The continuing advances in analytical instrumentation, detection systems and separation techniques have provided analytical tools to reduce the treatment and pre-concentration of the sample, that allows very low detection limits (LODs). However, most of the above methods generally require time-consuming sample preparation procedures, such as liquid–liquid extraction (LLE) or solid-phase extraction (SPE) (Buerge et al., 2003, Buerge et al., 2008, Martínez Bueno et al., 2010, Huerta-Fontela et al., 2007, Huerta-Fontela et al., 2008, Castiglioni et al., 2006, Ternes, 1998, Nicolardi et al., submitted for pub, Weigel et al., 2004) prior to analysis of the sample, which is often tedious and time consuming. Direct injection methods offer the advantage of reduced sample preparation steps and therefore improved reproducibility and minimized potential contamination of the sample. Nevertheless, to date, the direct analysis of wastewater without prior sample treatment has not come into widespread use because of typically low sensitivity with respect to the levels present in the aquatic environment.

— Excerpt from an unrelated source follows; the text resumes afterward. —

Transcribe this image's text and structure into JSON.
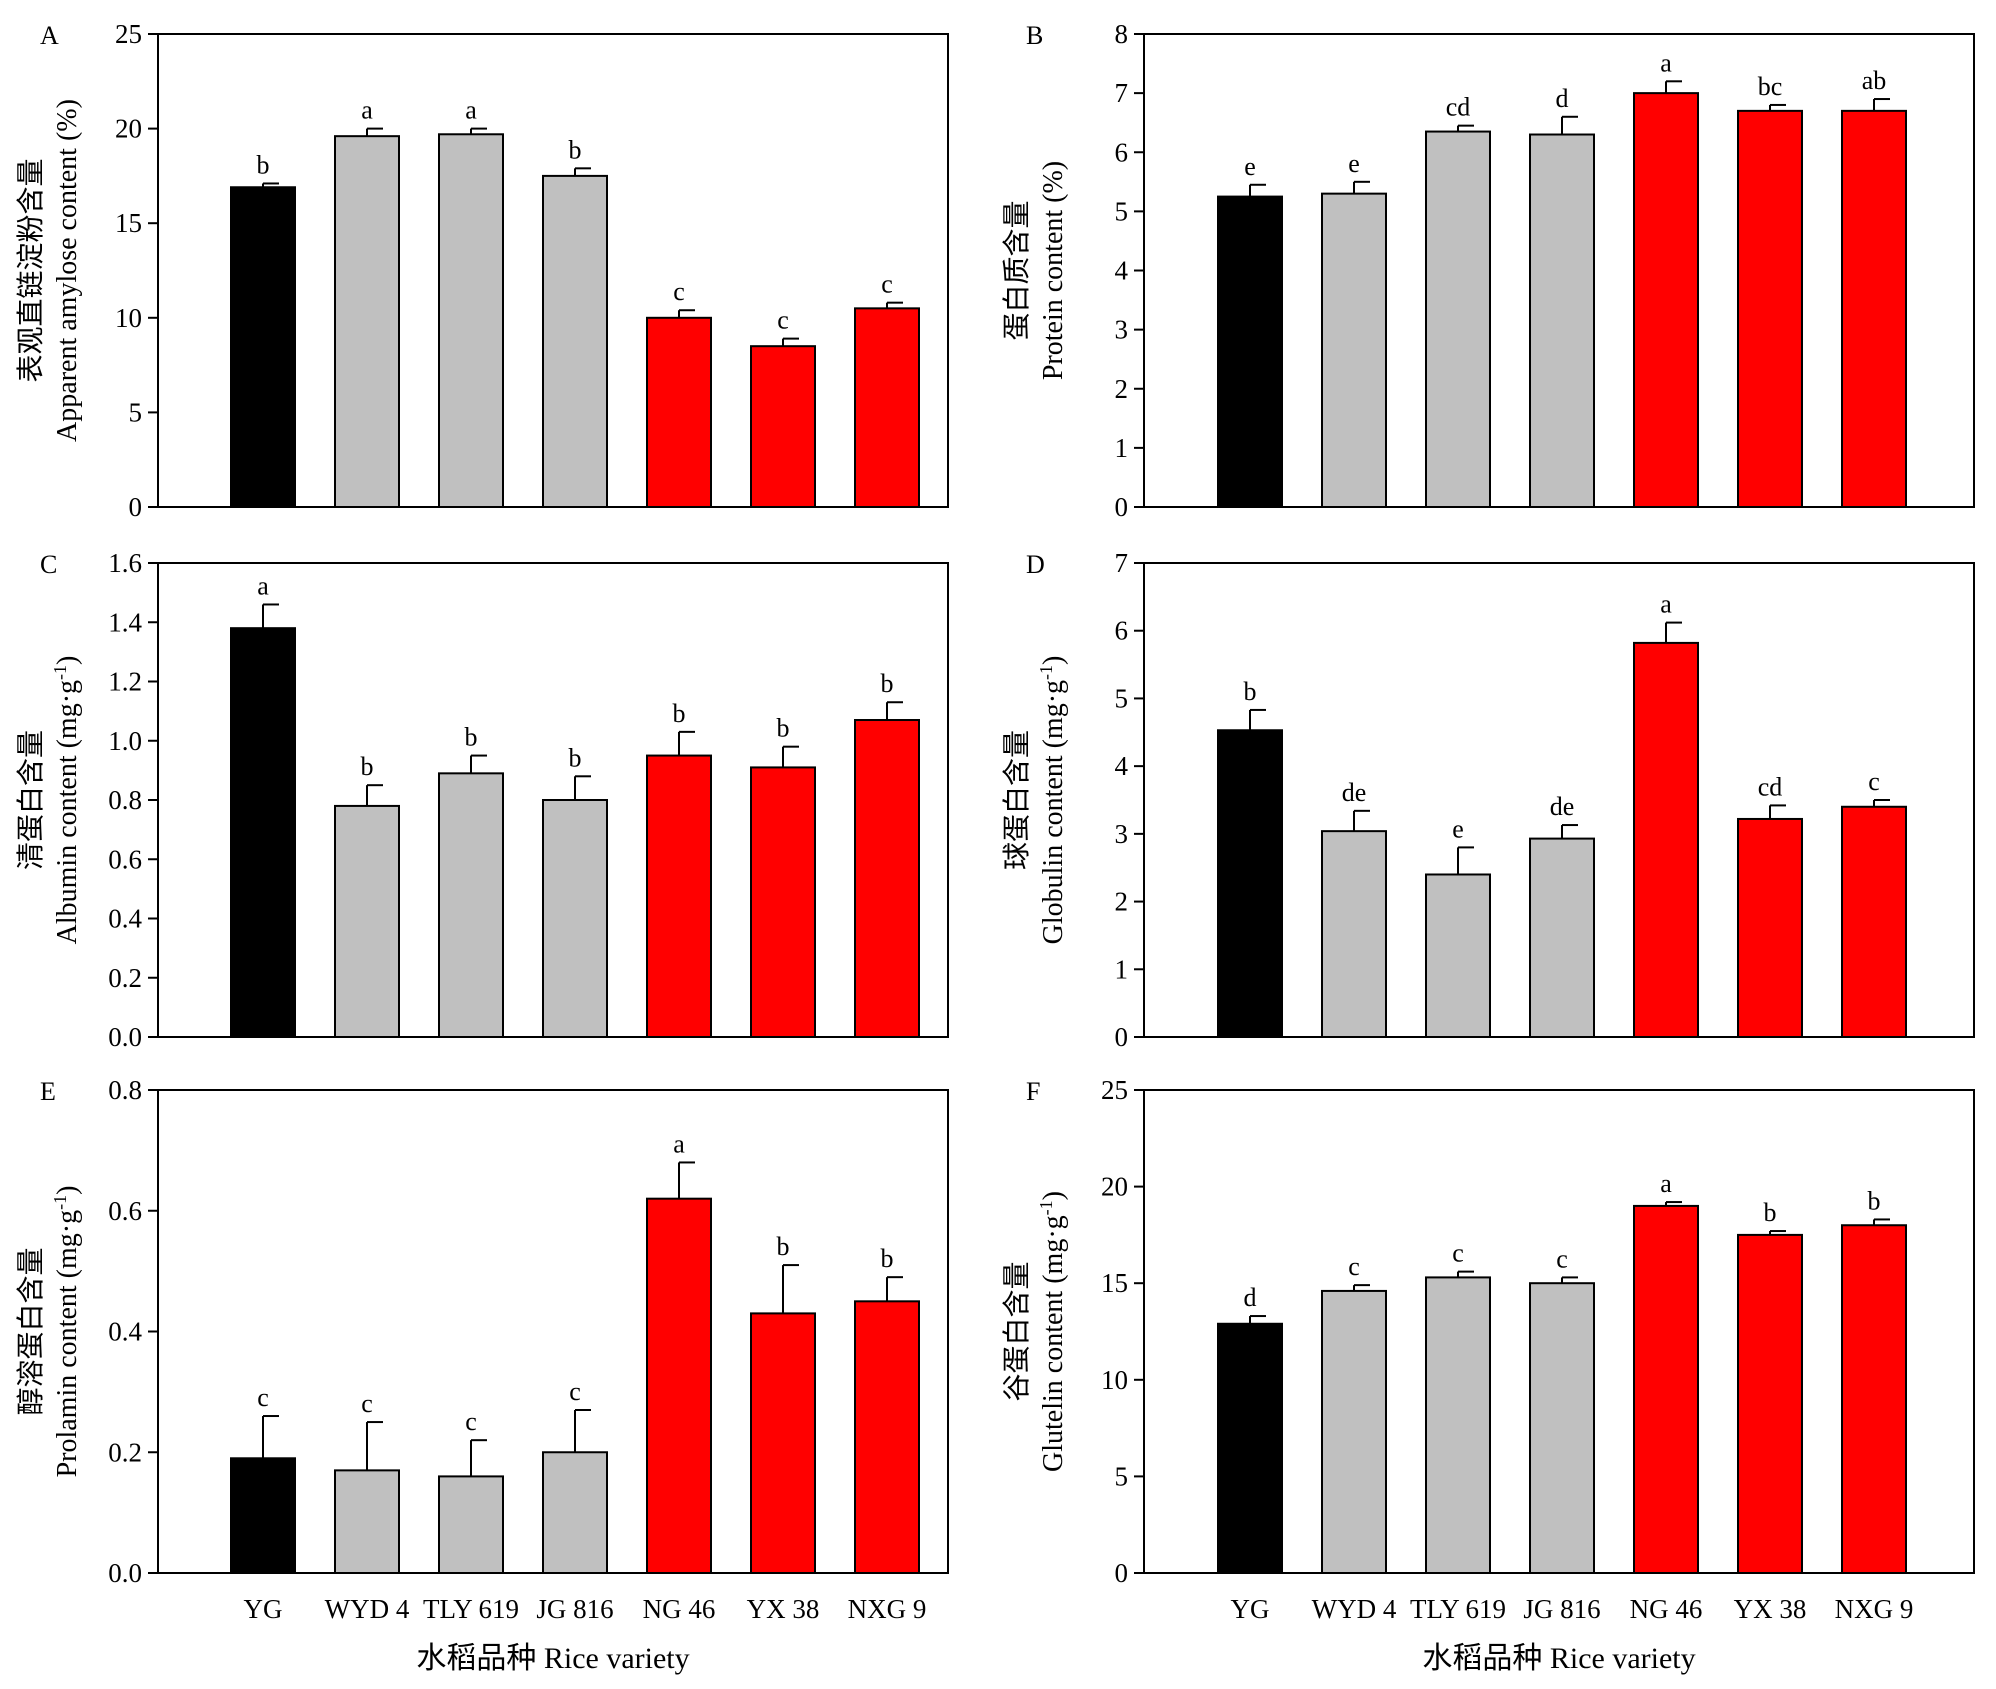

The aim of this work was to develop and validate a rapid LC-MS/MS method by direct sample injection to determine and evaluate nicotine, caffeine and some of their transformation products, ubiquitous in the aquatic environment as possible anthropogenic tracers. For that, the direct injection of a sample into a liquid chromatography-linear ion trap mass spectrometry (LC-QqQLIT-MS/MS) system was the procedure developed in this study. The more demanding requirements regarding mass spectrometric confirmation currently set by EU regulations were taken into account in carrying out the confirmation and quantification of target compounds (Commission Decision (2002/657/EC), 2002).